Schockierende Enthüllungen aus dem Gaza-Streifen! Ein grausames Video, veröffentlicht von der israelischen Armee, offenbart die Tortur, die die Terrororganisation Hamas ihrer eigenen Bevölkerung zufügt. Die schockierenden Aufnahmen, die ohne Ton auskommen, zeigen über 46 Minuten lang Folterszenen aus der Zeit von Januar 2018 bis Oktober 2020. Die Gesichter der Opfer sind zwar verhüllt, doch ihr Leid ist auch so deutlich sichtbar – man kann fast die stillen Schreie hören.

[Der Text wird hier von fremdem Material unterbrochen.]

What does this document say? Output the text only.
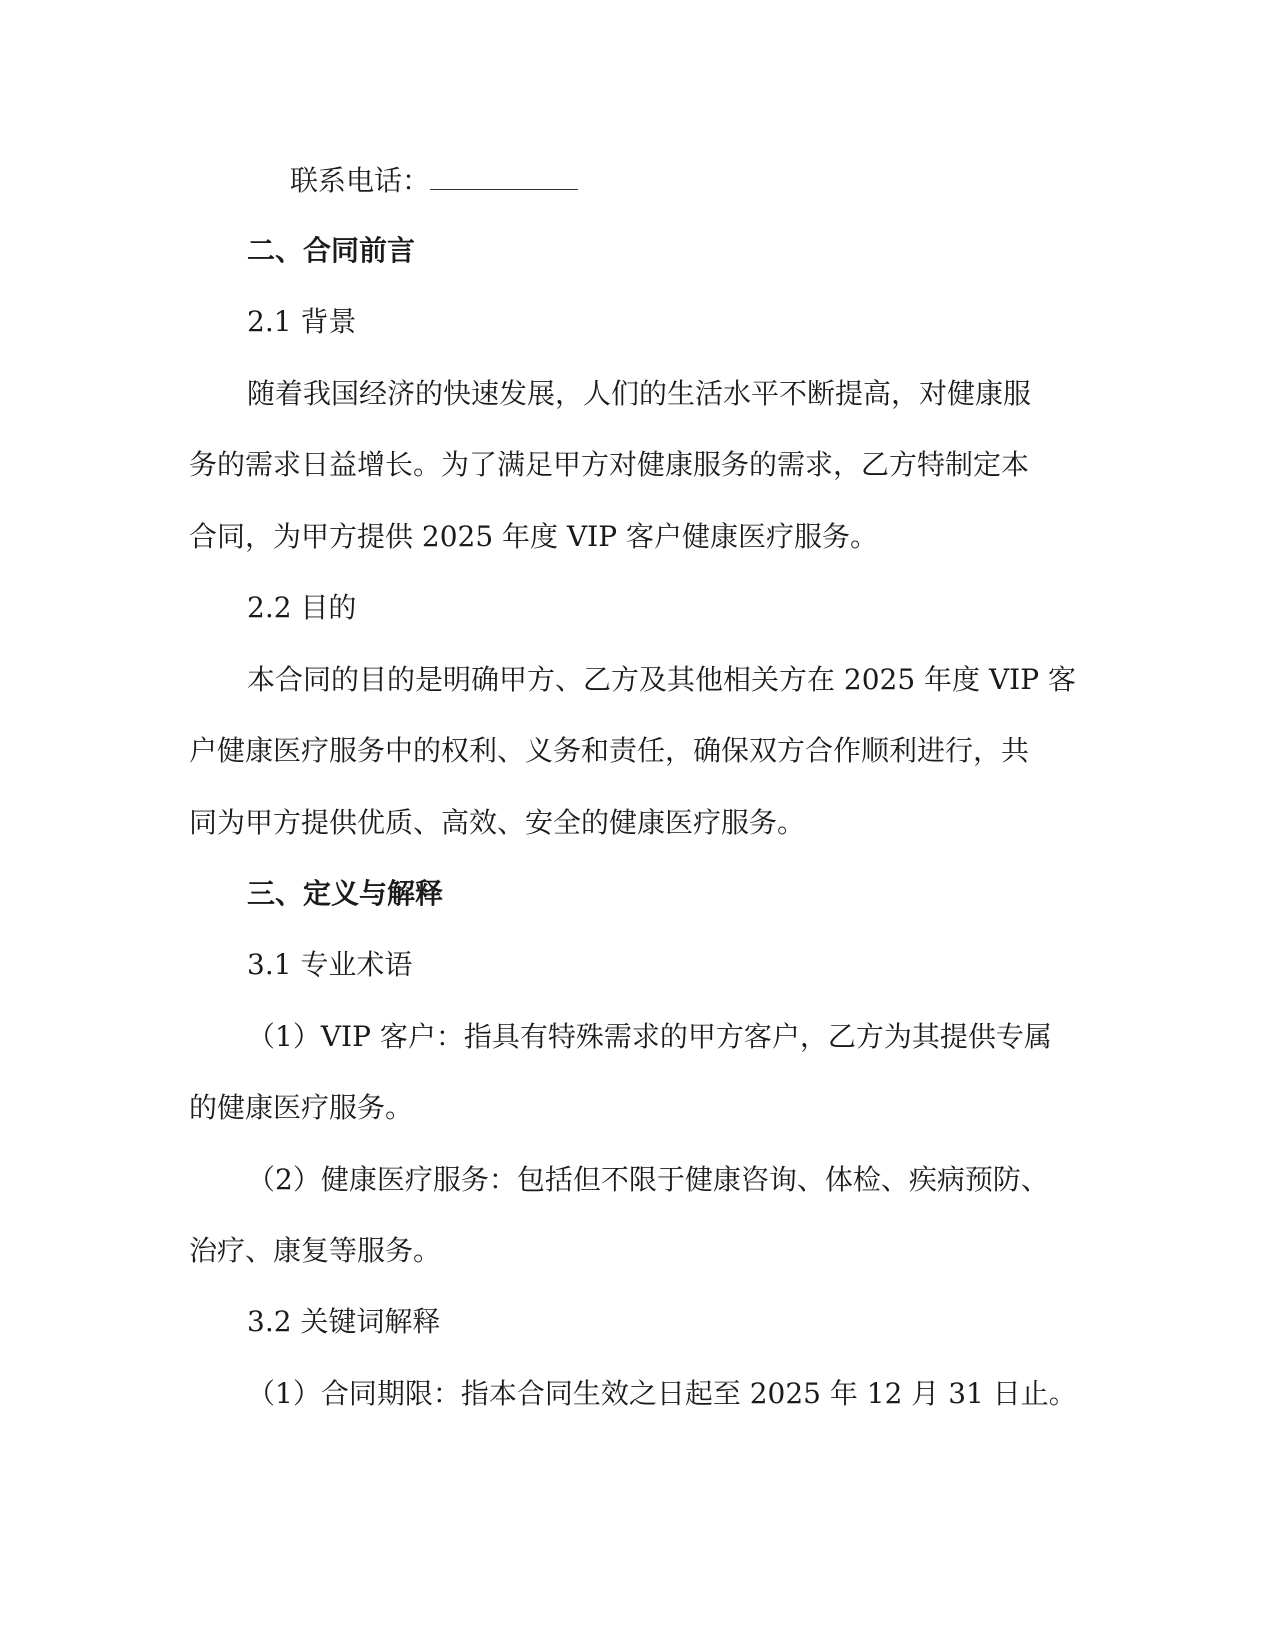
联系电话：
二、合同前言
2.1 背景
随着我国经济的快速发展，人们的生活水平不断提高，对健康服
务的需求日益增长。为了满足甲方对健康服务的需求，乙方特制定本
合同，为甲方提供 2025 年度 VIP 客户健康医疗服务。
2.2 目的
本合同的目的是明确甲方、乙方及其他相关方在 2025 年度 VIP 客
户健康医疗服务中的权利、义务和责任，确保双方合作顺利进行，共
同为甲方提供优质、高效、安全的健康医疗服务。
三、定义与解释
3.1 专业术语
（1）VIP 客户：指具有特殊需求的甲方客户，乙方为其提供专属
的健康医疗服务。
（2）健康医疗服务：包括但不限于健康咨询、体检、疾病预防、
治疗、康复等服务。
3.2 关键词解释
（1）合同期限：指本合同生效之日起至 2025 年 12 月 31 日止。
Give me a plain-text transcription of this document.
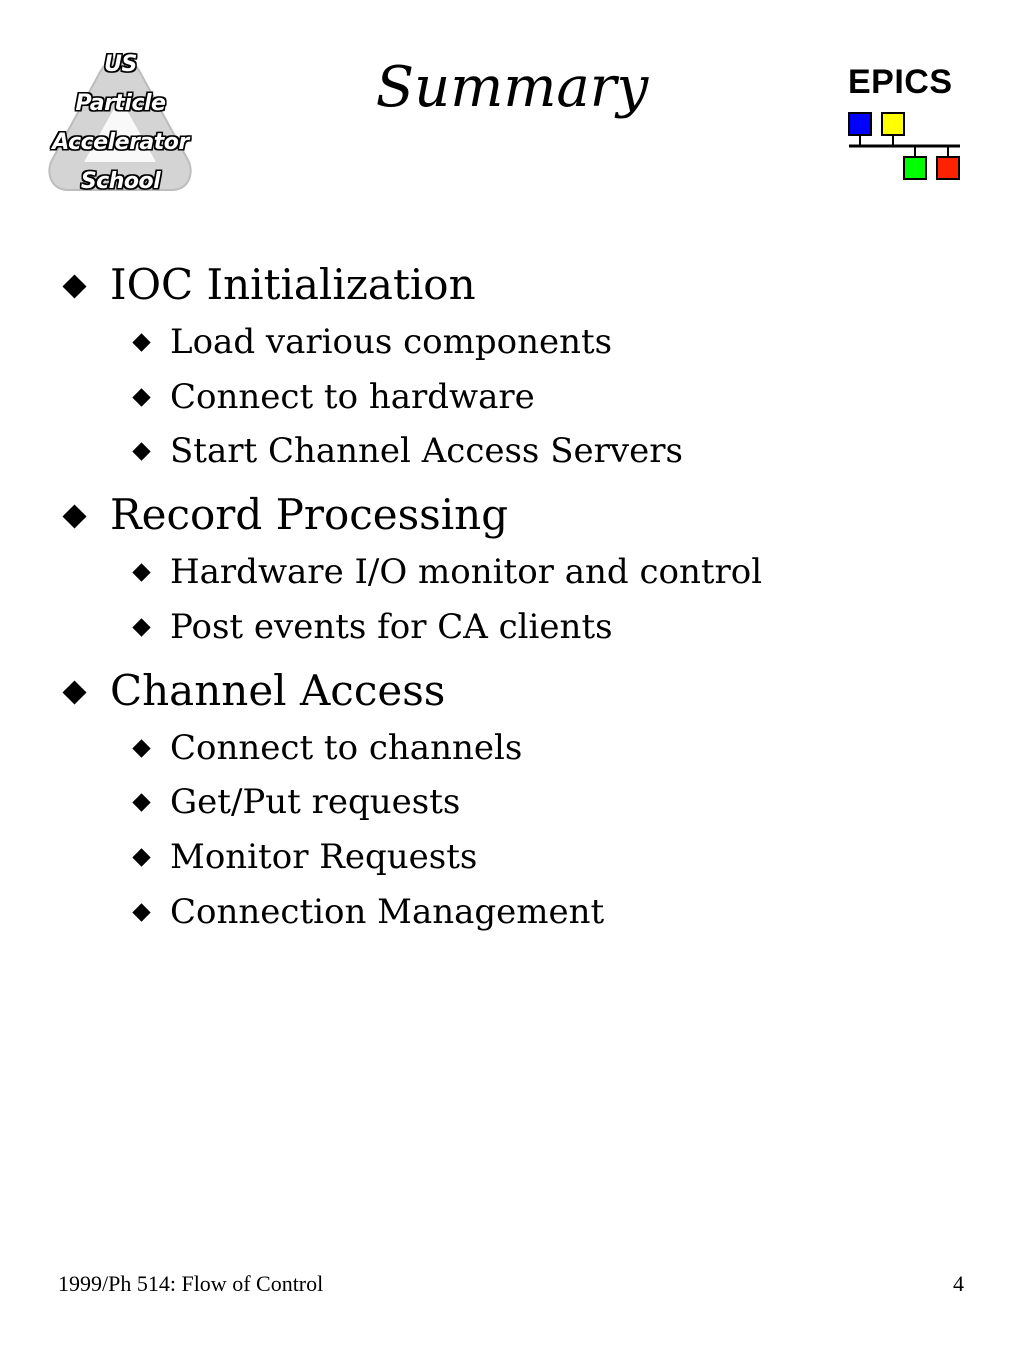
US
Particle
Accelerator
School
Summary	EPICS
IOC Initialization
Load various components
Connect to hardware
Start Channel Access Servers
Record Processing
Hardware I/O monitor and control
Post events for CA clients
Channel Access
Connect to channels
Get/Put requests
Monitor Requests
Connection Management
1999/Ph 514: Flow of Control	4
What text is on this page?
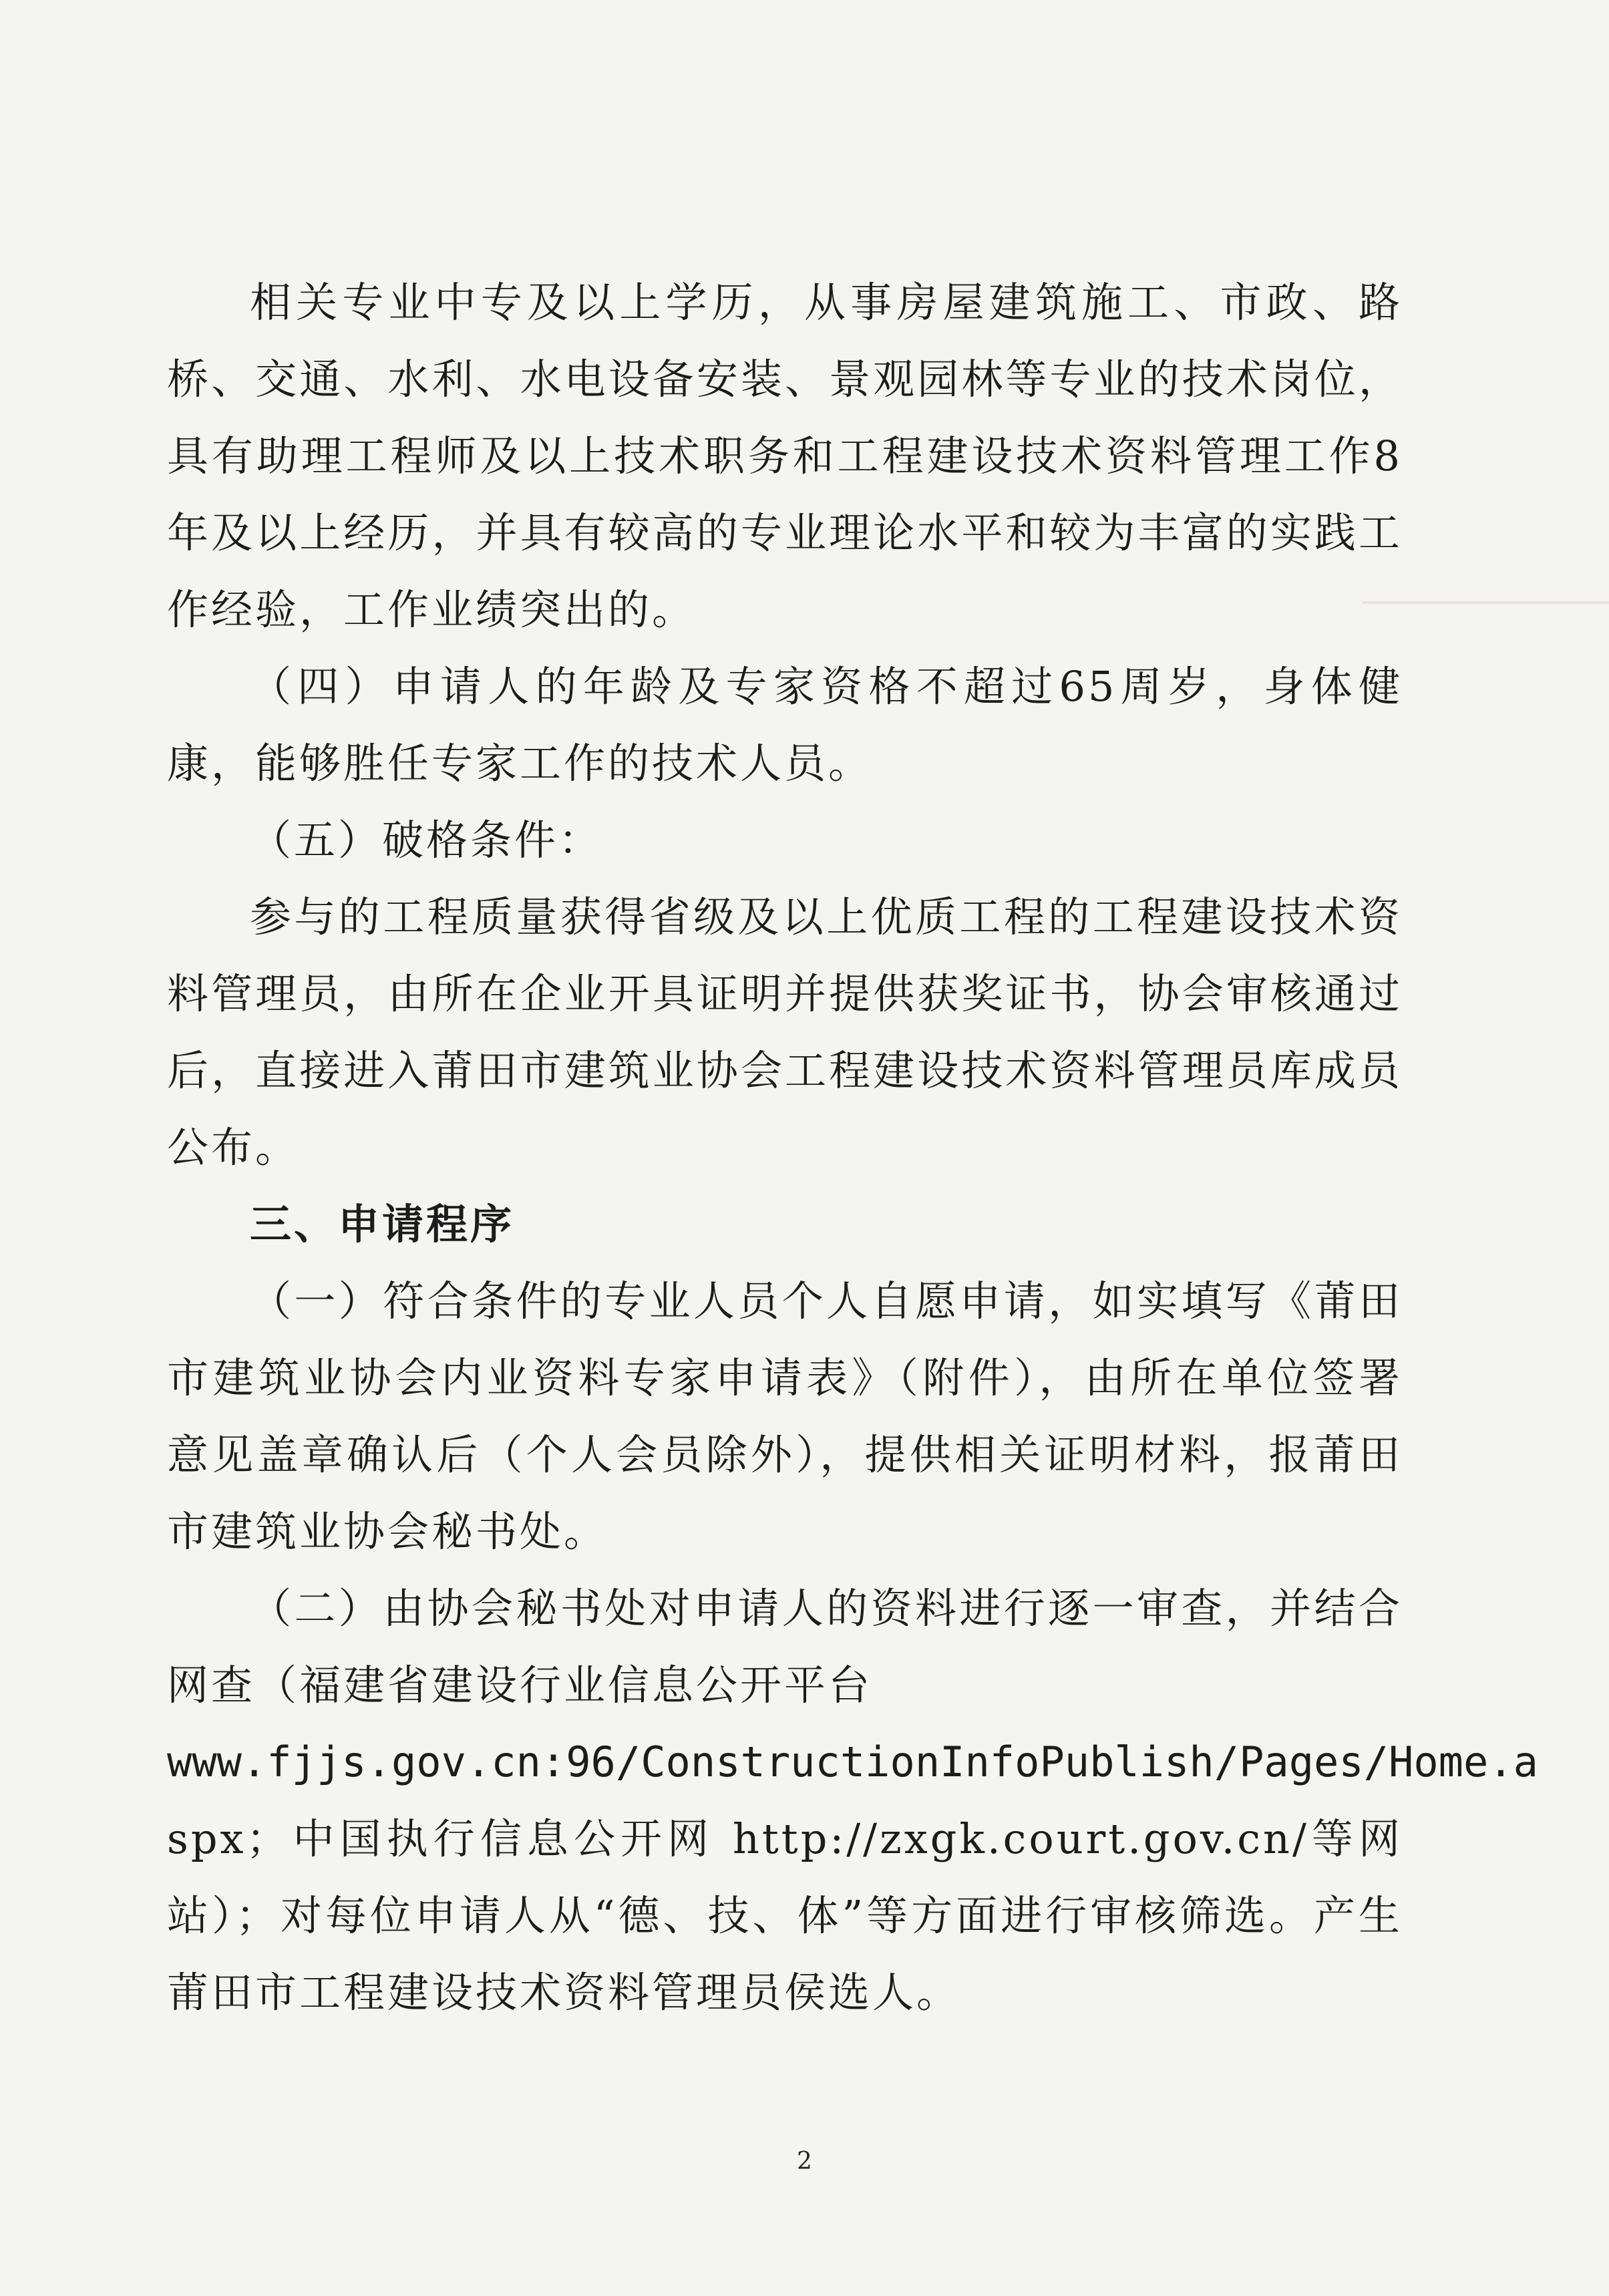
相关专业中专及以上学历，从事房屋建筑施工、市政、路桥、交通、水利、水电设备安装、景观园林等专业的技术岗位，具有助理工程师及以上技术职务和工程建设技术资料管理工作8年及以上经历，并具有较高的专业理论水平和较为丰富的实践工作经验，工作业绩突出的。

（四）申请人的年龄及专家资格不超过65周岁，身体健康，能够胜任专家工作的技术人员。

（五）破格条件：

参与的工程质量获得省级及以上优质工程的工程建设技术资料管理员，由所在企业开具证明并提供获奖证书，协会审核通过后，直接进入莆田市建筑业协会工程建设技术资料管理员库成员公布。

三、申请程序

（一）符合条件的专业人员个人自愿申请，如实填写《莆田市建筑业协会内业资料专家申请表》（附件），由所在单位签署意见盖章确认后（个人会员除外），提供相关证明材料，报莆田市建筑业协会秘书处。

（二）由协会秘书处对申请人的资料进行逐一审查，并结合网查（福建省建设行业信息公开平台

www.fjjs.gov.cn:96/ConstructionInfoPublish/Pages/Home.a

spx；中国执行信息公开网 http://zxgk.court.gov.cn/等网站）；对每位申请人从“德、技、体”等方面进行审核筛选。产生莆田市工程建设技术资料管理员侯选人。

2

In der Hölle aus Fliesen, wo diese unmenschlichen Qualen stattfinden, ist der „Folterknecht“ ein furchterregender Tyrann – mal alleine, mal mit Helfern –, der seine Opfer in schmerzhafte Positionen zwingt und sie mit einem Schlagstock misshandelt. Ein erschütterndes Beispiel dieser Gräueltaten: Ein Mann hängt fast vier Stunden kopfüber an einer Decken-Kette, sein Blut sammelt sich im Kopf, während seine Beine erstarren und kalter werden. Eine höllische Szene, die den Atem raubt.

Grausame Methoden

Besonders gequält wurden auch Frauen. Eine spielte die Hauptrolle in den brutalen Szenen, als sie mit hochgebundenen Händen gezwungen wurde, immer wieder auf ihren Knien Platz zu nehmen. Ihr Peiniger schlug dabei unbarmherzig mit einem Stock auf ihre nackten Füße ein und stach mit qualvollen Stößen in ihre Rippen, wenn sie sich weigerte, seinen demütigenden Befehlen Folge zu leisten. Schreie voller Schmerz und Hilflosigkeit zeugen von der brutalen Unmenschlichkeit der Folterszenen.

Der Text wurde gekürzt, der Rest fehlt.